The outlook for private equity and venture capital funds in India continues to be grim, especially for those who have allocations from institutional investors and endowment funds, believes Professor Rafiq Dossani, Executive Director – South Asia Initiative, Stanford University. “Endowments have started cutting the allocations to PE/VC funds and its going to have a massive impact on India,” said Dossani at a talk arranged by TIE Delhi.
Typically, university endowment funds or pension funds in the United States are limited partners to venture capital and private equity funds in India, and account for a major chunk of inflows into these funds. Most of them have 35% of their portfolio allocations into alternative assets such as PE/VC funds, hedge funds etc. These portfolio managers have strict guidelines for asset allocation.

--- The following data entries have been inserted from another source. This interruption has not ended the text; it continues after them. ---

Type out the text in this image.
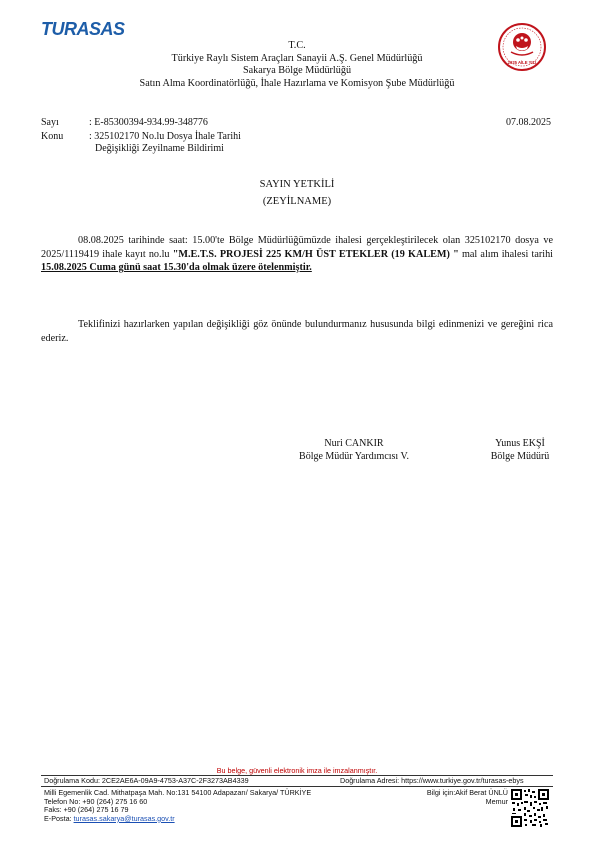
TURASAS
2025 AİLE YILI
T.C.
Türkiye Raylı Sistem Araçları Sanayii A.Ş. Genel Müdürlüğü
Sakarya Bölge Müdürlüğü
Satın Alma Koordinatörlüğü, İhale Hazırlama ve Komisyon Şube Müdürlüğü
Sayı	: E-85300394-934.99-348776	07.08.2025
Konu	: 325102170 No.lu Dosya İhale Tarihi
Değişikliği Zeyilname Bildirimi
SAYIN YETKİLİ
(ZEYİLNAME)

08.08.2025 tarihinde saat: 15.00'te Bölge Müdürlüğümüzde ihalesi gerçekleştirilecek olan 325102170 dosya ve 2025/1119419 ihale kayıt no.lu "M.E.T.S. PROJESİ 225 KM/H ÜST ETEKLER (19 KALEM) " mal alım ihalesi tarihi 15.08.2025 Cuma günü saat 15.30'da olmak üzere ötelenmiştir.

Teklifinizi hazırlarken yapılan değişikliği göz önünde bulundurmanız hususunda bilgi edinmenizi ve gereğini rica ederiz.

Nuri CANKIR
Bölge Müdür Yardımcısı V.
Yunus EKŞİ
Bölge Müdürü
Bu belge, güvenli elektronik imza ile imzalanmıştır.
Doğrulama Kodu: 2CE2AE6A-09A9-4753-A37C-2F3273AB4339	Doğrulama Adresi: https://www.turkiye.gov.tr/turasas-ebys
Milli Egemenlik Cad. Mithatpaşa Mah. No:131 54100 Adapazarı/ Sakarya/ TÜRKİYE
Telefon No: +90 (264) 275 16 60
Faks: +90 (264) 275 16 79
E-Posta: turasas.sakarya@turasas.gov.tr
Bilgi için:Akif Berat ÜNLÜ
Memur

Now, as the public markets have collapsed and the prices of liquid assets have plummeted, the value of their overall portfolio, or the denominator, has shrunk. Now, in order to get back to their targets, most of these managers are rebalancing their portfolio by selling off the private-money investments. For instance, Harvard’s endowment, which has a $37 billion portfolio, is offloading $1.5 billion in private equity to get back to its 13% target. Then there are others like Duke University, University of Virginia and Columbia University who are also looking at offloading their VC/PE portfolio.
“The era of cheap capital is over and sources of capital would now want an increase in returns,” said Dossani. He said that the amount of capital available has gone down by 80-90% in the short term, which indeed means difficult times for fund raising ahead. Dossani said that India would now need to tap the countries with highest savings – Japan, United States and China – in that order.

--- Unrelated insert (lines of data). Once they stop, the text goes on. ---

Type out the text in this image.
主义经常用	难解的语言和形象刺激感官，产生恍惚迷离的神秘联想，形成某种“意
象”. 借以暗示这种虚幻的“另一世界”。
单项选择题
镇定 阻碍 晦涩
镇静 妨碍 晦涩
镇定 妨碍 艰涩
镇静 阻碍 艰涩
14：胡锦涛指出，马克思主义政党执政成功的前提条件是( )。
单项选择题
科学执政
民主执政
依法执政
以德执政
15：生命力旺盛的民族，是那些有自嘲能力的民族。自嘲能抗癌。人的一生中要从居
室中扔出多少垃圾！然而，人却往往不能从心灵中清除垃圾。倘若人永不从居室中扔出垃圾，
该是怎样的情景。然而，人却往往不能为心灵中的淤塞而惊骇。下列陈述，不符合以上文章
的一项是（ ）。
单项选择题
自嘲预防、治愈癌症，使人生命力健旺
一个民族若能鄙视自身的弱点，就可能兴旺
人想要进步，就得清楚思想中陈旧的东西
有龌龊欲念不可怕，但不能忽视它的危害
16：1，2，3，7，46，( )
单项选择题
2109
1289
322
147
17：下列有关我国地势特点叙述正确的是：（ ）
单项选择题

Dossani added that the new administration under President-elect Barack Obama plans to spend on areas such as healthcare and clean technology and Indian entrepreneurs should look for outsourcing opportunities in this sector. Further, Dossani opined that the rate of growth for the Indian economy will go down to 6-6.5% , but the country will still continue to attract increasing foreign direct investment (FDI) as growth rate remains above world’s average.